The king is back! Nature’s continued munificence despite our unfriendly acts towards her is quite reassuring! The fruits are in such a plentiful supply – they are to be seen in the market, by the side of roads or on the trucks being transported. It is a time for me to celebrate! For the next three months, the treat to my palate and taste buds is guaranteed!
My relationship with mangoes started right from the days of my childhood. We had about ten mango trees around our home in a village in the northern part of West Bengal. I saw the trees blossom, the blossoms grow into green mangoes and then the fruits hang from all the branches. The blossoms were the first promise of a harvest.
But sadly, the storms at the beginning of the season would blow away half of them or make the small fruits that had just begun to grow fall to the ground. It was fun for me as a kid to collect those windfalls from the ground – the small mangoes that fell before fulfilling their promise.
But the fruits that remained would grow in a month into mature mangoes. Those green mangoes that were sour and tangy made our mouths water at the prospect of a bite. The boys or girls who were good at climbing trees would climb up to the branches, pluck the fruits, collect them in a bag and climb down. Or someone would take a pole with a forked end at the top, entangle the branches and shake them. A few twigs would invariably snap and fall to the ground and along with them some mangoes.
Cutting the fruits into slices and mixing it with chilli, salt and mustard oil and biting them, one would satisfy the taste buds craving for a taste of sour. Or better one can make chutney, which is such a wonderful delicacy after main course of the meals.
A month later, mangoes that survived the storm and greed would ripen and fall on their own in a windy night. Lest our neighbours have them in the next morning, my mother and I used to collect the windfall in the midnight itself. Some of them might not have ripened fully. My mother used to keep the green mangoes under the warmth of rice so that they ripen fast in the heat of summer.
In daytime, some of us would simply climb the tree and just shake the branches to make the ripe mangoes fall one after another – sometimes on our heads as we stood expectantly underneath. Some mangoes on the top of the trees would remain out of reach for us but well within the reach of the crows, bats and all other birds. Sometimes those ripe mangoes would be eaten by bats, crows and other birds and fall to the ground half-eaten.
The mango saplings would grow naturally in my place where the seed would germinate under the ground. We would rub a side of those seeds and open them up. Then blowing air into the opening, we made the seeds whistle tunefully.
Coming back to the present, the mangoes are available in so many mind-boggling varieties – in so many sizes, shapes and colours. The sizes can be small or medium or big; taste can be sweet or sour even when ripe; and pulp can fibrous or fleshy. Commercial varieties like Langra or Alphonso are grown in orchards in huge quantities and marketed.
In South India where I live now, we have Bigonpilli, Mallika and many more! The climate and soil have a special impact on the growth. The seeds might be sown any where but they would not quite give the taste of the original.

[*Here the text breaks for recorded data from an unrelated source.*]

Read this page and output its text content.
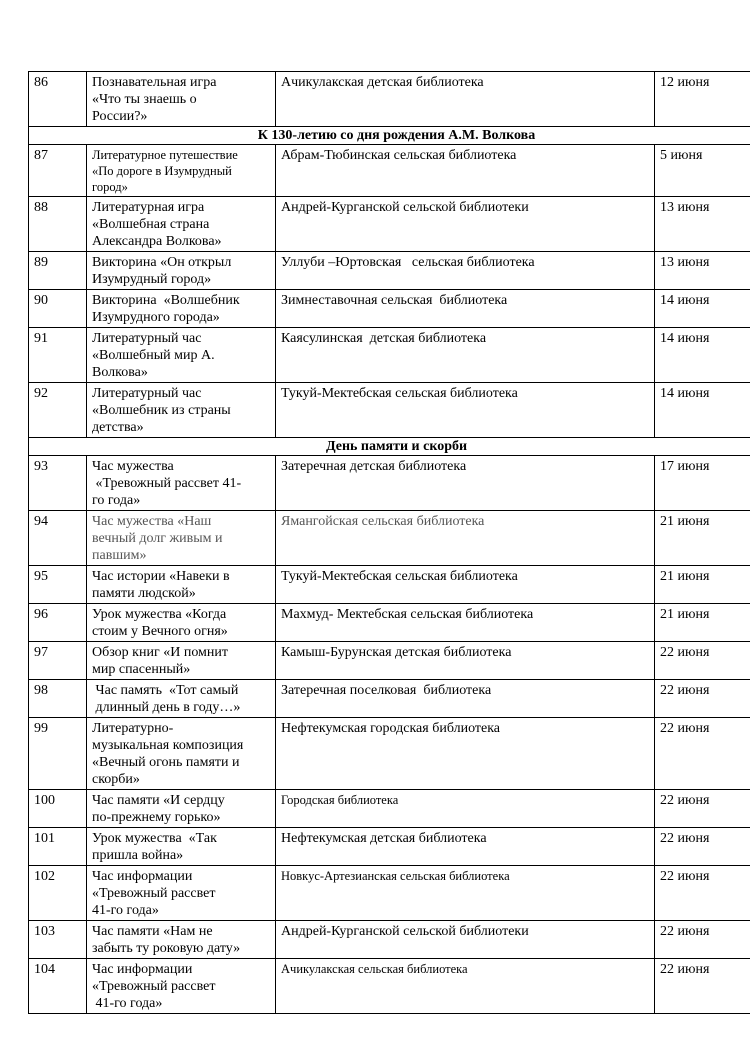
86	Познавательная игра
«Что ты знаешь о
России?»	Ачикулакская детская библиотека	12 июня
К 130-летию со дня рождения А.М. Волкова			
87	Литературное путешествие
«По дороге в Изумрудный
город»	Абрам-Тюбинская сельская библиотека	5 июня
88	Литературная игра
«Волшебная страна
Александра Волкова»	Андрей-Курганской сельской библиотеки	13 июня
89	Викторина «Он открыл
Изумрудный город»	Уллуби –Юртовская   сельская библиотека	13 июня
90	Викторина  «Волшебник
Изумрудного города»	Зимнеставочная сельская  библиотека	14 июня
91	Литературный час
«Волшебный мир А.
Волкова»	Каясулинская  детская библиотека	14 июня
92	Литературный час
«Волшебник из страны
детства»	Тукуй-Мектебская сельская библиотека	14 июня
День памяти и скорби			
93	Час мужества
«Тревожный рассвет 41-
го года»	Затеречная детская библиотека	17 июня
94	Час мужества «Наш
вечный долг живым и
павшим»	Ямангойская сельская библиотека	21 июня
95	Час истории «Навеки в
памяти людской»	Тукуй-Мектебская сельская библиотека	21 июня
96	Урок мужества «Когда
стоим у Вечного огня»	Махмуд- Мектебская сельская библиотека	21 июня
97	Обзор книг «И помнит
мир спасенный»	Камыш-Бурунская детская библиотека	22 июня
98	Час память  «Тот самый
длинный день в году…»	Затеречная поселковая  библиотека	22 июня
99	Литературно-
музыкальная композиция
«Вечный огонь памяти и
скорби»	Нефтекумская городская библиотека	22 июня
100	Час памяти «И сердцу
по-прежнему горько»	Городская библиотека	22 июня
101	Урок мужества  «Так
пришла война»	Нефтекумская детская библиотека	22 июня
102	Час информации
«Тревожный рассвет
41-го года»	Новкус-Артезианская сельская библиотека	22 июня
103	Час памяти «Нам не
забыть ту роковую дату»	Андрей-Курганской сельской библиотеки	22 июня
104	Час информации
«Тревожный рассвет
41-го года»	Ачикулакская сельская библиотека	22 июня
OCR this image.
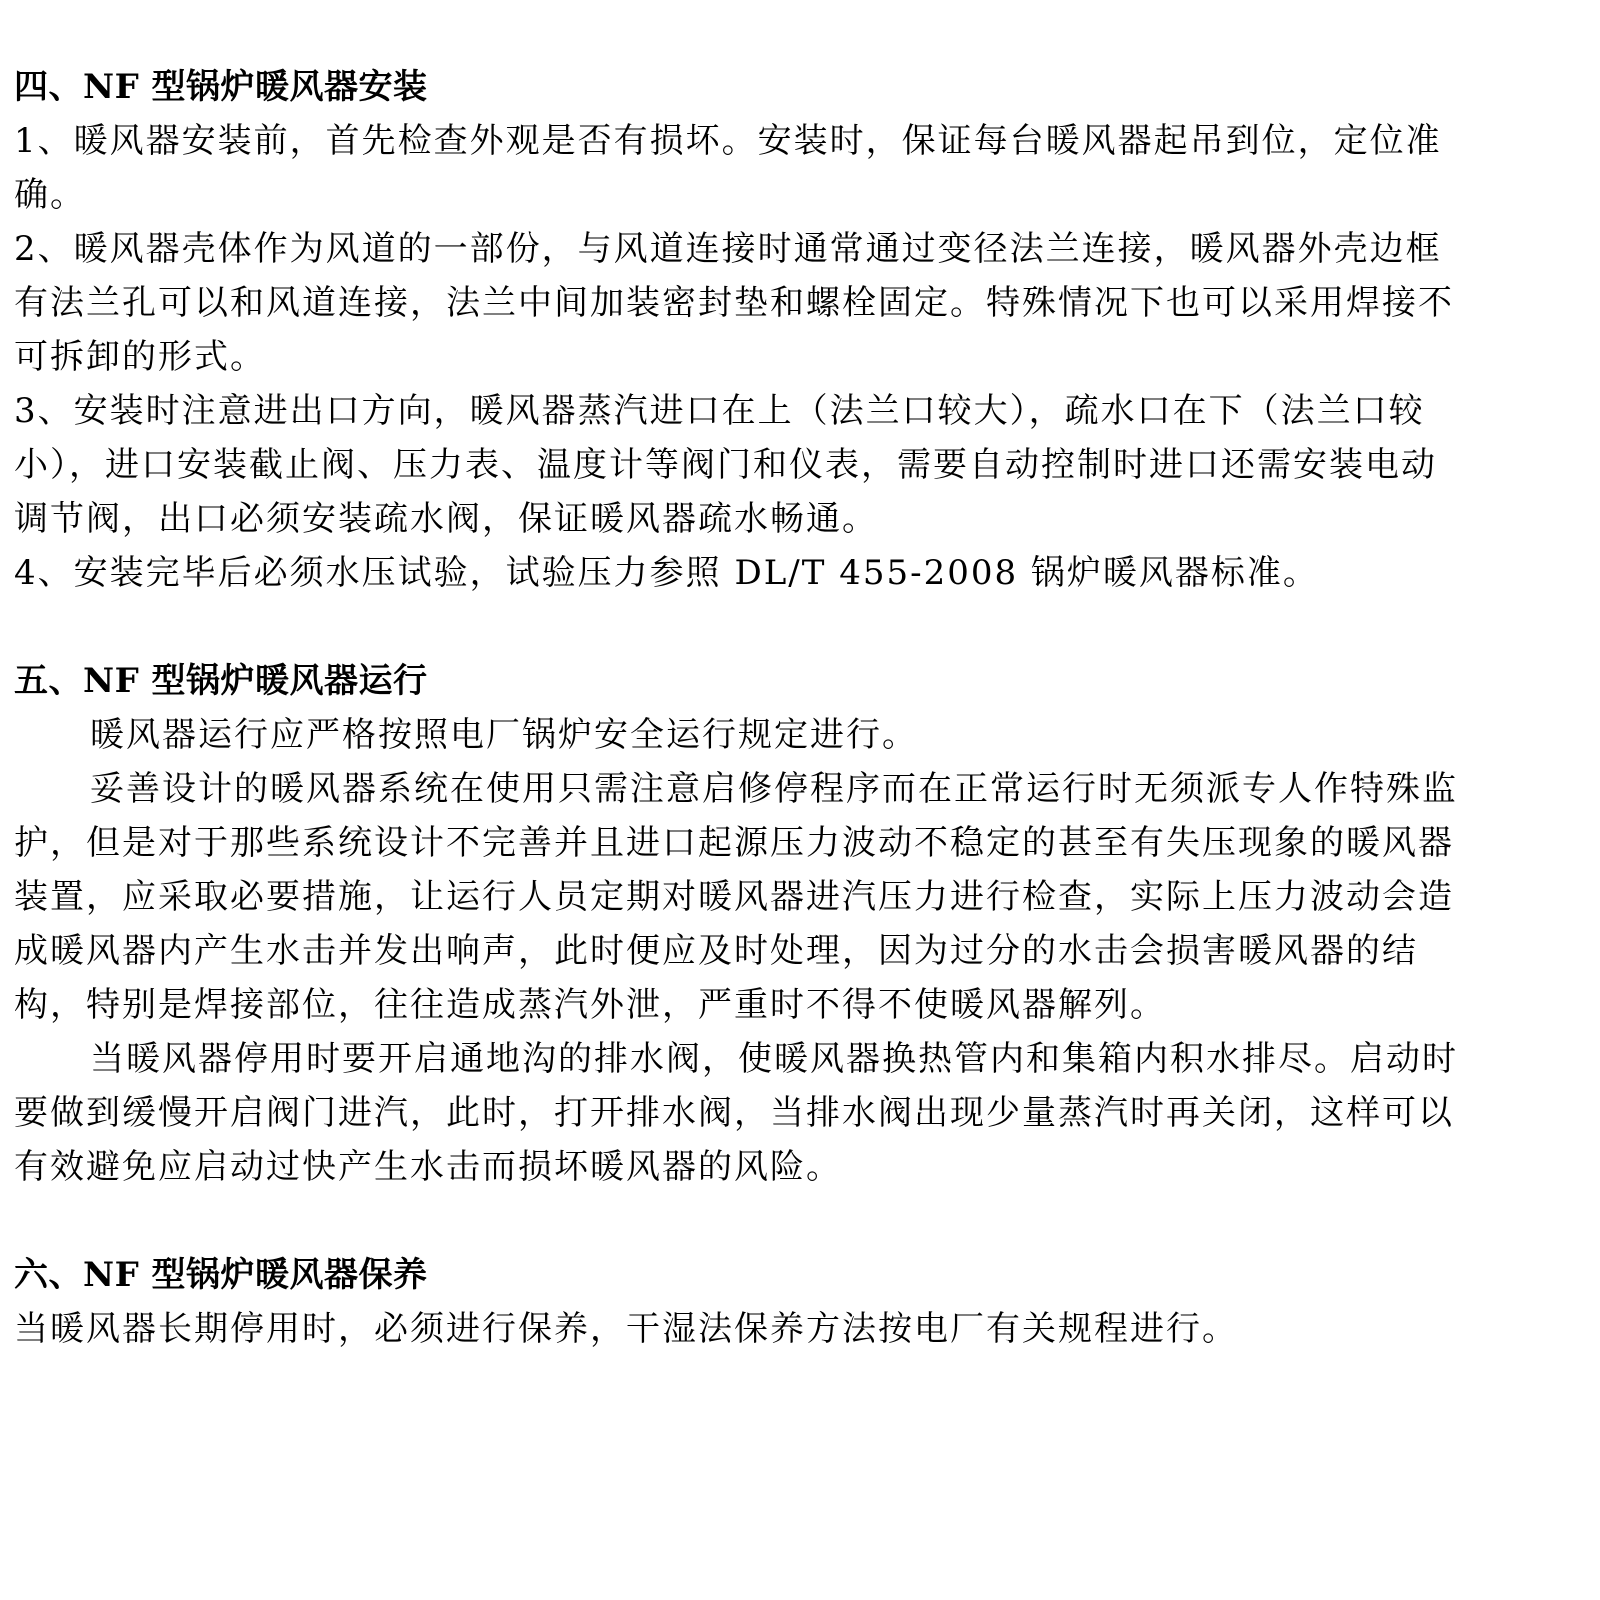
四、NF 型锅炉暖风器安装

1、暖风器安装前，首先检查外观是否有损坏。安装时，保证每台暖风器起吊到位，定位准确。

2、暖风器壳体作为风道的一部份，与风道连接时通常通过变径法兰连接，暖风器外壳边框有法兰孔可以和风道连接，法兰中间加装密封垫和螺栓固定。特殊情况下也可以采用焊接不可拆卸的形式。

3、安装时注意进出口方向，暖风器蒸汽进口在上（法兰口较大），疏水口在下（法兰口较小），进口安装截止阀、压力表、温度计等阀门和仪表，需要自动控制时进口还需安装电动调节阀，出口必须安装疏水阀，保证暖风器疏水畅通。

4、安装完毕后必须水压试验，试验压力参照 DL/T 455-2008 锅炉暖风器标准。

五、NF 型锅炉暖风器运行

暖风器运行应严格按照电厂锅炉安全运行规定进行。

妥善设计的暖风器系统在使用只需注意启修停程序而在正常运行时无须派专人作特殊监护，但是对于那些系统设计不完善并且进口起源压力波动不稳定的甚至有失压现象的暖风器装置，应采取必要措施，让运行人员定期对暖风器进汽压力进行检查，实际上压力波动会造成暖风器内产生水击并发出响声，此时便应及时处理，因为过分的水击会损害暖风器的结构，特别是焊接部位，往往造成蒸汽外泄，严重时不得不使暖风器解列。

当暖风器停用时要开启通地沟的排水阀，使暖风器换热管内和集箱内积水排尽。启动时要做到缓慢开启阀门进汽，此时，打开排水阀，当排水阀出现少量蒸汽时再关闭，这样可以有效避免应启动过快产生水击而损坏暖风器的风险。

六、NF 型锅炉暖风器保养

当暖风器长期停用时，必须进行保养，干湿法保养方法按电厂有关规程进行。
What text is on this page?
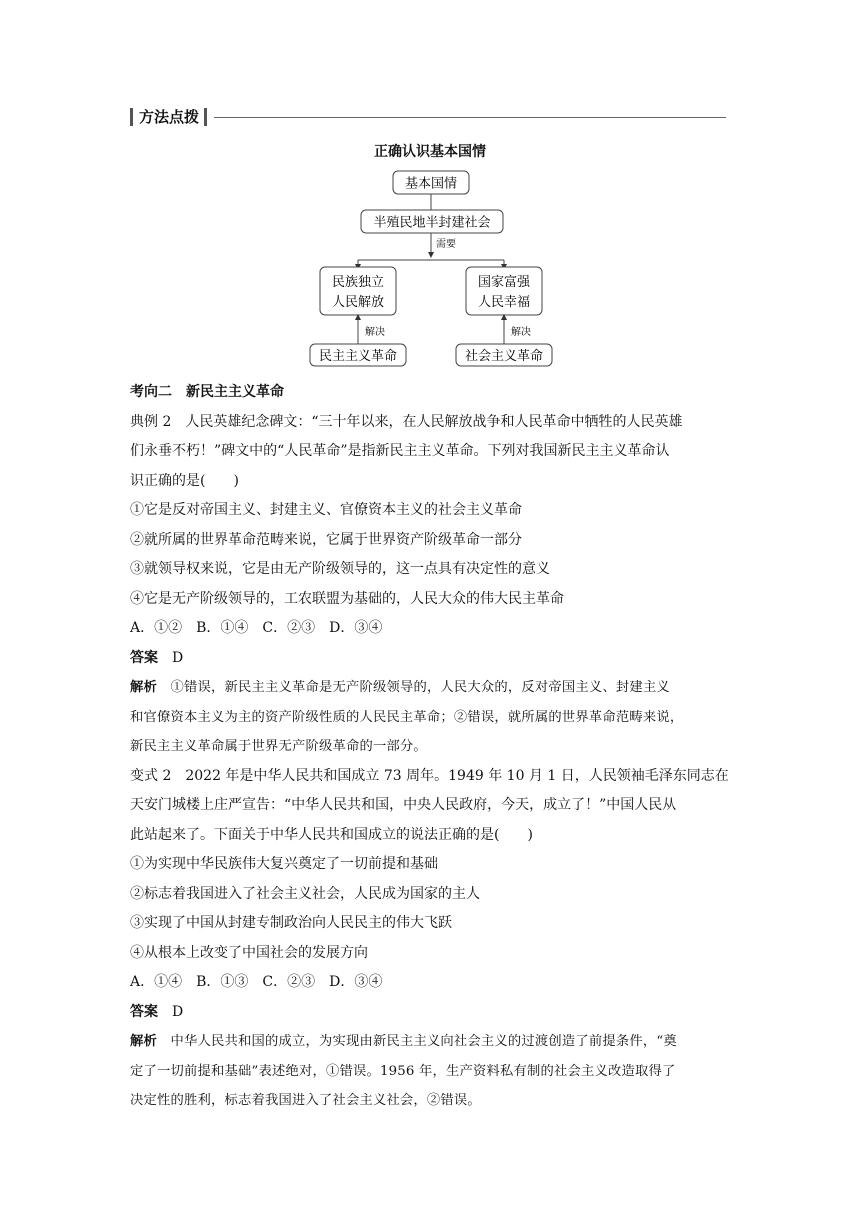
方法点拨
正确认识基本国情
基本国情
半殖民地半封建社会
需要
民族独立
人民解放
国家富强
人民幸福
解决	解决
民主主义革命	社会主义革命
考向二　新民主主义革命
典例 2　人民英雄纪念碑文：“三十年以来，在人民解放战争和人民革命中牺牲的人民英雄
们永垂不朽！”碑文中的“人民革命”是指新民主主义革命。下列对我国新民主主义革命认
识正确的是(　　)
①它是反对帝国主义、封建主义、官僚资本主义的社会主义革命
②就所属的世界革命范畴来说，它属于世界资产阶级革命一部分
③就领导权来说，它是由无产阶级领导的，这一点具有决定性的意义
④它是无产阶级领导的，工农联盟为基础的，人民大众的伟大民主革命
A．①②　B．①④　C．②③　D．③④
答案　 D
解析　 ①错误，新民主主义革命是无产阶级领导的，人民大众的，反对帝国主义、封建主义
和官僚资本主义为主的资产阶级性质的人民民主革命；②错误，就所属的世界革命范畴来说，
新民主主义革命属于世界无产阶级革命的一部分。
变式 2　2022 年是中华人民共和国成立 73 周年。1949 年 10 月 1 日，人民领袖毛泽东同志在
天安门城楼上庄严宣告：“中华人民共和国，中央人民政府，今天，成立了！”中国人民从
此站起来了。下面关于中华人民共和国成立的说法正确的是(　　)
①为实现中华民族伟大复兴奠定了一切前提和基础
②标志着我国进入了社会主义社会，人民成为国家的主人
③实现了中国从封建专制政治向人民民主的伟大飞跃
④从根本上改变了中国社会的发展方向
A．①④　B．①③　C．②③　D．③④
答案　 D
解析　 中华人民共和国的成立，为实现由新民主主义向社会主义的过渡创造了前提条件，“奠
定了一切前提和基础”表述绝对，①错误。1956 年，生产资料私有制的社会主义改造取得了
决定性的胜利，标志着我国进入了社会主义社会，②错误。
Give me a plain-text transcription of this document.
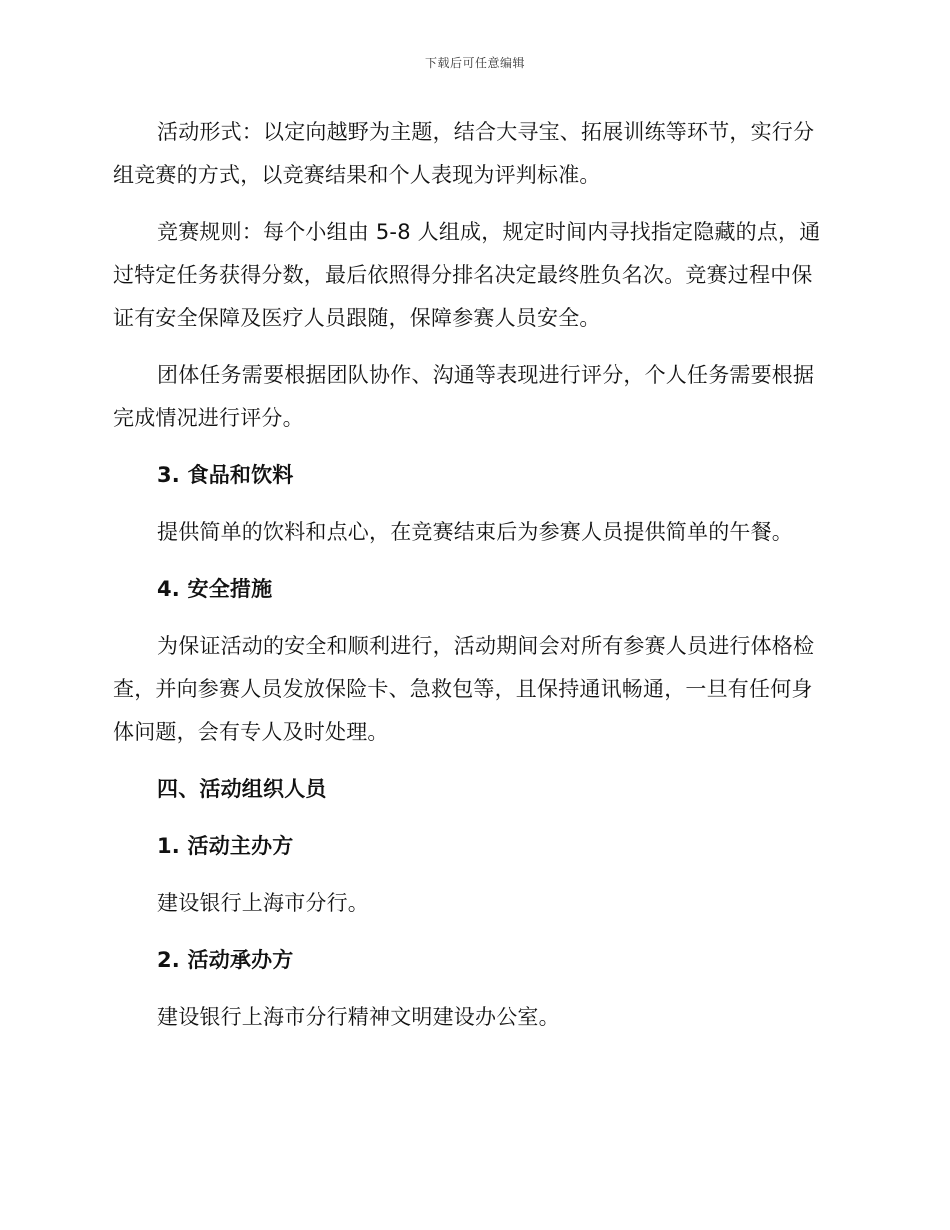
下载后可任意编辑

活动形式：以定向越野为主题，结合大寻宝、拓展训练等环节，实行分组竞赛的方式，以竞赛结果和个人表现为评判标准。

竞赛规则：每个小组由 5-8 人组成，规定时间内寻找指定隐藏的点，通过特定任务获得分数，最后依照得分排名决定最终胜负名次。竞赛过程中保证有安全保障及医疗人员跟随，保障参赛人员安全。

团体任务需要根据团队协作、沟通等表现进行评分，个人任务需要根据完成情况进行评分。

3. 食品和饮料

提供简单的饮料和点心，在竞赛结束后为参赛人员提供简单的午餐。

4. 安全措施

为保证活动的安全和顺利进行，活动期间会对所有参赛人员进行体格检查，并向参赛人员发放保险卡、急救包等，且保持通讯畅通，一旦有任何身体问题，会有专人及时处理。

四、活动组织人员
1. 活动主办方

建设银行上海市分行。

2. 活动承办方

建设银行上海市分行精神文明建设办公室。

Mangoes are a gift of nature and a part of our rich cultural heritage. The story of feast and joy with mangoes is related to us by our grandparents and it will be told and retold as life goes on and moves from one generation to another. But there is a difference perhaps. Our grandparents told us how they planted those trees, saw them grow and finally bear fruit. The satisfaction they drew from sowing the seeds and later enjoying the fruits after many years cannot be matched simply by the relish we have by consuming them.
With more urbanization and population growth, there is less space for having a sprawling homestead with trees, ponds and gardens around. But mango trees are grown by the roads and in orchards and there is more than enough production of fruits every year. And equally phenomenal is the consumption. Let the mania continue for centuries to come.